Altmaiers Strategiepapier zielt auf die Globalisierung von Schlüsseltechnologien - Staatliche Eingriffe in den Markt nur in Ausnahmefällen

Mit Blick auf die in einem Strategiepapier von Wirtschaftsminister Altmaier angestoßene Diskussion fordert Dr. Michael von Abercron: „Deutschland muss als erfolgreicher Industriestandort auf die rasanten und tiefgreifenden Veränderungen im Weltmarkt reagieren.“

Das Strategiepapier von Bundesminister Altmaier ist als Reaktion auf die Globalisierung und den rasanten Aufstieg Chinas zu einer globalen Wirtschaftsmacht zu verstehen! Es geht darum, wie Nachteile für die eigene Volkswirtschaft und das gesamtstaatliche Wohl vermieden werden sollen.

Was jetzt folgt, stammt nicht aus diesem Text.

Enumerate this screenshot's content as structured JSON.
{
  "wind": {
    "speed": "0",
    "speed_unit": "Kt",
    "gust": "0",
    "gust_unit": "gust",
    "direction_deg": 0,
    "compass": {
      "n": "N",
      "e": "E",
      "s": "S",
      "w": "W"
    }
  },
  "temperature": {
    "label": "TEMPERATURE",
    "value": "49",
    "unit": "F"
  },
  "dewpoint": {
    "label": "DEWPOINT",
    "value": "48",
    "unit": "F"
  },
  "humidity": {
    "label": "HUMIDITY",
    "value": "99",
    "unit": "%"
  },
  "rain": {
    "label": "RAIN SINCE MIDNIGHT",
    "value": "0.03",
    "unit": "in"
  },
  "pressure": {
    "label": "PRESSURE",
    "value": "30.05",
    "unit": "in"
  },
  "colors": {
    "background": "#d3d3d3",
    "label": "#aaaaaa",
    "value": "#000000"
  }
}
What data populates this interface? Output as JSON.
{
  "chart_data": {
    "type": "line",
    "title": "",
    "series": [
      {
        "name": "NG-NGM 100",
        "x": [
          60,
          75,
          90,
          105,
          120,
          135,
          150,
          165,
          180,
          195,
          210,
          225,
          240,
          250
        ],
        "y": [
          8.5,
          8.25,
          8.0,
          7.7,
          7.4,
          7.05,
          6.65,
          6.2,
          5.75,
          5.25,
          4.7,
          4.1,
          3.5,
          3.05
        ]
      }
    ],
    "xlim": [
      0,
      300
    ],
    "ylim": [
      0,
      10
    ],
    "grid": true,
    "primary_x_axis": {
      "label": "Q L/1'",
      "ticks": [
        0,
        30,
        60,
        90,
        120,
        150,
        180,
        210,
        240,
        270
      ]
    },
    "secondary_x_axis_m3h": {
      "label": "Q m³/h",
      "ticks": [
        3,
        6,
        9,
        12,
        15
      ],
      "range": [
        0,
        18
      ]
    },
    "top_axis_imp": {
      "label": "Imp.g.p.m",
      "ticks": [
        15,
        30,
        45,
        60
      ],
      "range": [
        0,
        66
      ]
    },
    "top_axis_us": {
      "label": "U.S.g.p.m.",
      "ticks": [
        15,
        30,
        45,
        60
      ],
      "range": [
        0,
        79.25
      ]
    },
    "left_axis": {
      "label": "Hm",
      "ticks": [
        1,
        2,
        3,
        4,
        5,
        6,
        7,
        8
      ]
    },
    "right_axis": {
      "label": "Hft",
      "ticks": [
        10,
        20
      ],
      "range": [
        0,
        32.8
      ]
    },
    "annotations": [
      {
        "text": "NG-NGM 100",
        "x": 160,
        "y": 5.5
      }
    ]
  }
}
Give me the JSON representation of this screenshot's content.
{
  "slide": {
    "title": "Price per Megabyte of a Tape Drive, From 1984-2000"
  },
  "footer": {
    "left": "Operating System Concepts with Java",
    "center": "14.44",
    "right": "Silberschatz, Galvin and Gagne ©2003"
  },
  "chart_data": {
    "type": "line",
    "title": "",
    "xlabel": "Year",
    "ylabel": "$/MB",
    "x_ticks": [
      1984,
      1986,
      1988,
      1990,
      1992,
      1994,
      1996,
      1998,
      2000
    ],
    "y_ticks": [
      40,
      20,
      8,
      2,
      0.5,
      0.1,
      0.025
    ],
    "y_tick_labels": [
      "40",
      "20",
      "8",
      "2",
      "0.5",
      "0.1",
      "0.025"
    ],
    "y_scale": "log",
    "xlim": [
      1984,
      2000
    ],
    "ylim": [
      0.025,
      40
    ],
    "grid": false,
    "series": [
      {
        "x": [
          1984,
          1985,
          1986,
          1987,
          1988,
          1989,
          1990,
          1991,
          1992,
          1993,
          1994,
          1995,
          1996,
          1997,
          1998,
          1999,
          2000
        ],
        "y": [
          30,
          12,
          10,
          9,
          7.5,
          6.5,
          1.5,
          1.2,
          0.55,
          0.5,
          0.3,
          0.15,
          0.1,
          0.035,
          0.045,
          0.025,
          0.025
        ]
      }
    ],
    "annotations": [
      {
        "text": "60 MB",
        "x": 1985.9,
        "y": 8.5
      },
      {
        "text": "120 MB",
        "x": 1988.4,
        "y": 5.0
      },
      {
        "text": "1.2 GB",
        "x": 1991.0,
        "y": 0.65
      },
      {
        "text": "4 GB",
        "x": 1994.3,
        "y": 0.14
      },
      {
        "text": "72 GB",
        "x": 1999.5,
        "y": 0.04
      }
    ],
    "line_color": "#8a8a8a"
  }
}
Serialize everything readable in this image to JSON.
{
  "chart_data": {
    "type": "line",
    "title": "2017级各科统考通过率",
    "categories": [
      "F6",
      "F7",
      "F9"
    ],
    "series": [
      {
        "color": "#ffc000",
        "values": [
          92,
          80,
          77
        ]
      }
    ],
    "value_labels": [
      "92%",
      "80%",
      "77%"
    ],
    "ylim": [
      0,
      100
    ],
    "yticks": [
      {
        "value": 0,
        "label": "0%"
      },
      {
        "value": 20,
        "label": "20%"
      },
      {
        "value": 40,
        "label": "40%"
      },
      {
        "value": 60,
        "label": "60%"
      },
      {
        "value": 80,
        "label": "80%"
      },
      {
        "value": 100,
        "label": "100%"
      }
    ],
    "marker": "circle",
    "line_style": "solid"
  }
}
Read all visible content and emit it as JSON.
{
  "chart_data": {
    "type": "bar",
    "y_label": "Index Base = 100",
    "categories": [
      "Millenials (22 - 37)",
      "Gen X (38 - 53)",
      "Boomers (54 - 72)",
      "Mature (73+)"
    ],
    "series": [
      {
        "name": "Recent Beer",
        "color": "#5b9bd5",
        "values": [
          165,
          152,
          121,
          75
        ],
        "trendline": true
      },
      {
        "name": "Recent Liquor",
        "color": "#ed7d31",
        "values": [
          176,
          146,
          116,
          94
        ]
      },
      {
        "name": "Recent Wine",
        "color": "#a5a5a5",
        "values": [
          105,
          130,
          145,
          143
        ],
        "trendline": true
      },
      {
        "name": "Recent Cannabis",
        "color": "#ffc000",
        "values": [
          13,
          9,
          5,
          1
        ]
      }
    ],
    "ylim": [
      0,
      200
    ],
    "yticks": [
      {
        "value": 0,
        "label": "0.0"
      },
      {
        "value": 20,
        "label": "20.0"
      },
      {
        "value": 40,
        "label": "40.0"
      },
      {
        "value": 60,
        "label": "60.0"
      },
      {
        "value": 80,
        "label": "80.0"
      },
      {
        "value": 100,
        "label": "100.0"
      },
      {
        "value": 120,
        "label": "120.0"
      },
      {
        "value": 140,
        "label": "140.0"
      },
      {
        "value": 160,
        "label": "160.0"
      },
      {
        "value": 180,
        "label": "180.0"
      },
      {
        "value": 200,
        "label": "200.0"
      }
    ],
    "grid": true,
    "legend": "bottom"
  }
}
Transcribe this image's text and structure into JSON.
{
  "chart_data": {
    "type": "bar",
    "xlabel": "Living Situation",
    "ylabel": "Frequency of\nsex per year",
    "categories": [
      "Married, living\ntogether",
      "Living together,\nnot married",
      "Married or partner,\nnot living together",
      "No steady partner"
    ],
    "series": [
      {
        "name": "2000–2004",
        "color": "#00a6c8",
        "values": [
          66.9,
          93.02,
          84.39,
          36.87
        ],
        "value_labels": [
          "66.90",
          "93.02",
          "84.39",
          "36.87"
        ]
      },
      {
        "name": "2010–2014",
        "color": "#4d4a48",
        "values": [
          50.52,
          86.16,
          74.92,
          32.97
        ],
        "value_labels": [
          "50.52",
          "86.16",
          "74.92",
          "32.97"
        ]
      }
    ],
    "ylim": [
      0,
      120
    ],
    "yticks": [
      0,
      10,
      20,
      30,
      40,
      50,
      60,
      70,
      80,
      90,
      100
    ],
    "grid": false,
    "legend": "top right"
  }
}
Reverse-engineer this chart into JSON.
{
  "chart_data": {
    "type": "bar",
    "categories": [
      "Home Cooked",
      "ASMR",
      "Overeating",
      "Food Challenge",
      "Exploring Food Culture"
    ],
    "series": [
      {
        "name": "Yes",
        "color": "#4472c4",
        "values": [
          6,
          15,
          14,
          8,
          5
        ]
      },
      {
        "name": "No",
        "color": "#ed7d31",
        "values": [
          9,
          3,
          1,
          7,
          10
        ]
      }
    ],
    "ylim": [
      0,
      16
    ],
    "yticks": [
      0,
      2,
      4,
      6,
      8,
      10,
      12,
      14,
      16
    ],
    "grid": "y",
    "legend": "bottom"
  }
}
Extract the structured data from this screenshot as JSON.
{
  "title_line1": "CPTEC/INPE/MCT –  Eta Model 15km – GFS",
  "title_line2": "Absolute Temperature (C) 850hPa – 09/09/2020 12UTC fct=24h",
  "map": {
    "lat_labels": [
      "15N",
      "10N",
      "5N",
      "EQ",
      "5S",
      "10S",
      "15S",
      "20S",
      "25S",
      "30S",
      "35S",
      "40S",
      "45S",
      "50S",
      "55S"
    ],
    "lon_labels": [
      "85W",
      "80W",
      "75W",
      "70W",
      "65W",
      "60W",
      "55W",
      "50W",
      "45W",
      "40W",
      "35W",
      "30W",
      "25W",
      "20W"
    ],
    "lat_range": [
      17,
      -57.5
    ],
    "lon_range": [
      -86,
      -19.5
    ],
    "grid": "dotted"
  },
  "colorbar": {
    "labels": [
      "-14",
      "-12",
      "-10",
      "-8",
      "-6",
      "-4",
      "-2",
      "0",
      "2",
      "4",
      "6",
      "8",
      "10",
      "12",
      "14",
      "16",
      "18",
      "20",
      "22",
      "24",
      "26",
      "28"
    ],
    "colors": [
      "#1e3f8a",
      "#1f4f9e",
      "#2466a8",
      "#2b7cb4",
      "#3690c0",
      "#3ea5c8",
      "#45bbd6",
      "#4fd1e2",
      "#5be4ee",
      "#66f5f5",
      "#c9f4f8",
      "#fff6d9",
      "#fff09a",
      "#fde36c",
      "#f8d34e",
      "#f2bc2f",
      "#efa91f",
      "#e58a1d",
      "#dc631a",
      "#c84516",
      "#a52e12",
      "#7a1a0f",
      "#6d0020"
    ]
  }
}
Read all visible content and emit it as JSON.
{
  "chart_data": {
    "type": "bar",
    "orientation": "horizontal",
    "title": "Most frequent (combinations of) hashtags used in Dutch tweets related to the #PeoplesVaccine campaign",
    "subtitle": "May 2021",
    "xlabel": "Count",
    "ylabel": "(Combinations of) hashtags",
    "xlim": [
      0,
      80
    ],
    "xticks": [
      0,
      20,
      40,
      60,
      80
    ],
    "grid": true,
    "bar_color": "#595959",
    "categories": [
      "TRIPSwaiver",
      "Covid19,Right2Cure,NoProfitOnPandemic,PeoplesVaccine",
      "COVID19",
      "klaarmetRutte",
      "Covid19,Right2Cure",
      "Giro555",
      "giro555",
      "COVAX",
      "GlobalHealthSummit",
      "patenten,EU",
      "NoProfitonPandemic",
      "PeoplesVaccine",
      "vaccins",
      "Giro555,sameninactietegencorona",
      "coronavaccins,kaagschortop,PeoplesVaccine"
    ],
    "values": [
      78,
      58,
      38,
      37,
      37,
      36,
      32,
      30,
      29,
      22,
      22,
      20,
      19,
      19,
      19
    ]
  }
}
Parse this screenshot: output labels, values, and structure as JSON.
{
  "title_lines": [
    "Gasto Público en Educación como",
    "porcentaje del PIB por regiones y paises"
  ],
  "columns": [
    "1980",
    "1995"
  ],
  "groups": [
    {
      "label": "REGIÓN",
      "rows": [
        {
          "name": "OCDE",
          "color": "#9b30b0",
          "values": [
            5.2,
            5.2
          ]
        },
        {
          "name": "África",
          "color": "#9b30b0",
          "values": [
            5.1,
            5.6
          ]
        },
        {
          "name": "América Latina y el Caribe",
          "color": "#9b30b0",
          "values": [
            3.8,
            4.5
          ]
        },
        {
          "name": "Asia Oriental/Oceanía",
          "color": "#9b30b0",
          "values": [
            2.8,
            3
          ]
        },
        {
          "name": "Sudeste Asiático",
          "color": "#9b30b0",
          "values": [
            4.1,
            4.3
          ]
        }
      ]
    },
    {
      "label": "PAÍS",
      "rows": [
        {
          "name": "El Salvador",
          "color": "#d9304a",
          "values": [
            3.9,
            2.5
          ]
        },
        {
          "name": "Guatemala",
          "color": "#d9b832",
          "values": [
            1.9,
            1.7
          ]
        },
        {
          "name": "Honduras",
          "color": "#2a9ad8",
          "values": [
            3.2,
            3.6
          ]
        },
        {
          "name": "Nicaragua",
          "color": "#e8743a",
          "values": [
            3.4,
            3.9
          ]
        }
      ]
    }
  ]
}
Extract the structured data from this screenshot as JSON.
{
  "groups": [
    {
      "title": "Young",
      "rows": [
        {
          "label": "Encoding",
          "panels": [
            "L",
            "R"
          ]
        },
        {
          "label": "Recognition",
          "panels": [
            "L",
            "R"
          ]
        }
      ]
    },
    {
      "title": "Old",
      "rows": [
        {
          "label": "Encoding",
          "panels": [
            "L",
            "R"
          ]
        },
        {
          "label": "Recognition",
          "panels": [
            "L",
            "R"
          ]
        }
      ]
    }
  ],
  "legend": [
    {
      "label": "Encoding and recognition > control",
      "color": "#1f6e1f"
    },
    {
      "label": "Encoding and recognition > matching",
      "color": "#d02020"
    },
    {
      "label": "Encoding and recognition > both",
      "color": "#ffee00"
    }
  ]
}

Zugleich wird erklärt, wie eine zukunftsorientierte Marktwirtschaft und die Basis für eine ordnungsgemäße Debatte geschaffen werden können. Der Entwurf stellt zur Diskussion, in welchen Fällen ein Eingreifen des Staates gerechtfertigt oder sogar notwendig sein kann. Dazu von Abercron: „Ich setze ich mich dafür ein, dass dabei sichergestellt wird, dass auf eine ausschließliche Förderung von Großkonzernen verzichtet wird und Beteiligungen des Staates an Unternehmen nur in Ausnahmefällen zugelassen werden dürfen“.

Ob dabei im globalen Wettbewerb allein die Betriebsgröße entscheidend ist, kann getrost in Frage gestellt werden. Denn die überwiegend mittelständischen Unternehmen in Deutschland haben bereits heute bewiesen, dass sie im Weltmarkt bestehen können. Dies belegen neueste Zahlen von Professor Hermann Simon: Danach belegt Deutschland bei den familiengeführten Unternehmen bei einer Umsatzgröße von bis zu 5 Milliarden € mit 1.307 vor den USA mit 366, Frankreich mit 75 und China mit 68 Betrieben eine absolute Spitzenposition.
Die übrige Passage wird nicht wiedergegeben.